柳吾夷沉默坐下,没有拦她。
子休倒没像往日那般有懒就偷,反是动作麻利地点亮另一盏油灯,举在手上要跟着妹妹进厨房。这样“反常”的据顶,有为了改变自己在妹妹心目中的形象而可以装模作样显示勤劳的嫌疑,更多的则是因为爹对柳絮的态度冷淡,他不是半点没有感觉到。虽然明白爹定然是有难言之隐、不得已的苦衷,但他也不想妹妹因此而委屈难过,这才处处留意、寻思着,小心调剂双方的情绪,谁叫他这人天生受不得古怪别扭的气氛呢!好不容易家人团聚,就该高高兴兴、热热闹闹嘛!

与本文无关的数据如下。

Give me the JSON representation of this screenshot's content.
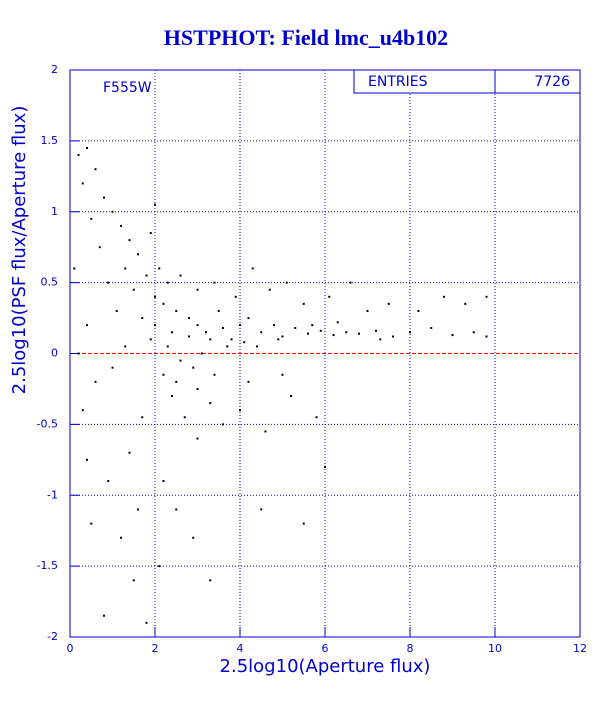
{
  "chart_data": {
    "type": "scatter",
    "title": "HSTPHOT: Field lmc_u4b102",
    "annotation": "F555W",
    "stats": {
      "label": "ENTRIES",
      "value": 7726
    },
    "x_label": "2.5log10(Aperture flux)",
    "y_label": "2.5log10(PSF flux/Aperture flux)",
    "xlim": [
      0,
      12
    ],
    "ylim": [
      -2,
      2
    ],
    "xticks": [
      0,
      2,
      4,
      6,
      8,
      10,
      12
    ],
    "yticks": [
      -2,
      -1.5,
      -1,
      -0.5,
      0,
      0.5,
      1,
      1.5,
      2
    ],
    "grid": true,
    "grid_color": "#0000cc",
    "reference_line": {
      "y": 0,
      "color": "#ff0000"
    },
    "color": "#000000",
    "x": [
      0.2,
      0.4,
      0.3,
      0.6,
      0.8,
      0.5,
      1.0,
      1.2,
      1.4,
      0.7,
      1.6,
      1.3,
      1.8,
      0.9,
      1.5,
      2.0,
      1.1,
      1.7,
      0.4,
      1.9,
      2.2,
      2.5,
      2.8,
      3.0,
      3.2,
      3.5,
      3.8,
      4.0,
      4.2,
      4.5,
      4.8,
      5.0,
      5.3,
      5.6,
      5.9,
      6.2,
      6.5,
      6.8,
      7.2,
      7.6,
      8.0,
      8.5,
      9.0,
      9.5,
      9.8,
      2.3,
      2.6,
      2.9,
      3.1,
      3.4,
      3.7,
      4.1,
      4.4,
      2.4,
      2.7,
      3.0,
      3.3,
      3.6,
      4.0,
      4.6,
      5.2,
      5.8,
      6.0,
      2.2,
      2.5,
      2.9,
      3.3,
      2.1,
      1.8,
      1.5,
      1.2,
      0.8,
      0.5,
      0.9,
      1.4,
      1.7,
      0.3,
      0.6,
      1.0,
      1.3,
      2.0,
      2.1,
      2.3,
      2.6,
      3.0,
      3.4,
      3.9,
      4.3,
      4.7,
      5.1,
      5.5,
      6.1,
      6.6,
      7.0,
      7.5,
      8.2,
      8.8,
      9.3,
      9.8,
      2.4,
      2.8,
      3.3,
      3.6,
      4.9,
      5.7,
      6.3,
      7.3,
      2.2,
      2.5,
      3.0,
      4.2,
      5.0,
      4.5,
      5.5,
      2.0,
      1.9,
      0.1,
      0.2,
      0.4,
      1.6
    ],
    "values": [
      1.4,
      1.45,
      1.2,
      1.3,
      1.1,
      0.95,
      1.0,
      0.9,
      0.8,
      0.75,
      0.7,
      0.6,
      0.55,
      0.5,
      0.45,
      0.4,
      0.3,
      0.25,
      0.2,
      0.1,
      0.35,
      0.3,
      0.25,
      0.2,
      0.15,
      0.3,
      0.1,
      0.2,
      0.25,
      0.15,
      0.2,
      0.12,
      0.18,
      0.14,
      0.16,
      0.13,
      0.15,
      0.14,
      0.16,
      0.12,
      0.15,
      0.18,
      0.13,
      0.15,
      0.12,
      0.05,
      -0.05,
      -0.1,
      0.0,
      -0.15,
      0.05,
      0.08,
      0.05,
      -0.3,
      -0.45,
      -0.6,
      -0.35,
      -0.5,
      -0.4,
      -0.55,
      -0.3,
      -0.45,
      -0.8,
      -0.9,
      -1.1,
      -1.3,
      -1.6,
      -1.5,
      -1.9,
      -1.6,
      -1.3,
      -1.85,
      -1.2,
      -0.9,
      -0.7,
      -0.45,
      -0.4,
      -0.2,
      -0.1,
      0.05,
      0.2,
      0.6,
      0.5,
      0.55,
      0.45,
      0.5,
      0.4,
      0.6,
      0.45,
      0.5,
      0.35,
      0.4,
      0.5,
      0.3,
      0.35,
      0.3,
      0.4,
      0.35,
      0.4,
      0.15,
      0.12,
      0.1,
      0.18,
      0.1,
      0.2,
      0.22,
      0.1,
      -0.15,
      -0.2,
      -0.25,
      -0.2,
      -0.15,
      -1.1,
      -1.2,
      1.05,
      0.85,
      0.6,
      0.0,
      -0.75,
      -1.1
    ]
  }
}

正扯着劳动光荣的傻笑呢,没想,还没抬脚迈步,就突遭了爹一记——斜眼?
“?”不明所以地看着手上同样处于被斜眼范围的灯,即刻以为爹是在提醒自己不要越帮越忙,他只能郁闷地干笑两声,把灯递给了柳絮。
没办法,因为房子着火的事爹可是非常恼火呢!比起以前他不小心烧了衣服、窗帘等等要恼火百倍,甚至于昨晚板着脸对她下达了禁止用火的严重警告,虽然这次的大火确确实实不是他粗心大意引燃的!
然后,倍觉冤枉的“良民”哪里想到爹是穿了他缺德的恶作剧,忍无可忍又要严厉批评教育了!
这部,柳絮刚进了厨房,柳吾夷已然沉下了脸,语气是少有的严厉,问儿子:“你觉得很好玩?”
“好玩?”子休一时还没从自己的主观臆断里跳出来,表情有些茫然。
柳吾夷强压着火气提示:“那姑娘真是南宫度的小妾?”
“小妾?”子休心下了然了,也心虚了,可嘴上却强自狡辩,“贴身丫头跟小妾差不多吧!”
“差不多?”柳吾夷第一次生出要暴打儿子的冲动,拳头攒得“咯吱咯吱”响,却又舍不得打,左右为难着,好不容易低下头,狠狠深吸一口气,才勉强遏制住,松了拳头。
再抬头,还是一脸的怒气沉沉,气儿子“孺子不可教”,低吼道:“姑娘家的清白可是看得比命都重要!你知不知道?”
“没这么夸张吧!”子休还全然没有自觉地对答如流,“那柳絮不得……”
“呃……”意识到自己说错话了,他赶紧改口,却仍带着些玩世不恭,“开个玩笑娱乐一下嘛,没那么严重的!星移的心理素质不是一般的强,绝对不会……”
“柳——子——休!”想不到儿子竟已顽劣到恬不知耻的地步,柳吾夷又要被气炸了!他怎么会教出这样的儿子?怎么会?>_<
“……”都被叫全名了,这下终于意识到爹是真恼了,子休紧张地吞了口唾沫,惶惶然闭嘴噤声。昨天爹暴怒的景象还历历在目,他是心有余悸啊!
“你接着往下说!”反躬自问间猛想起来什么,柳吾夷的语气又跟急转弯似的倏地缓和了。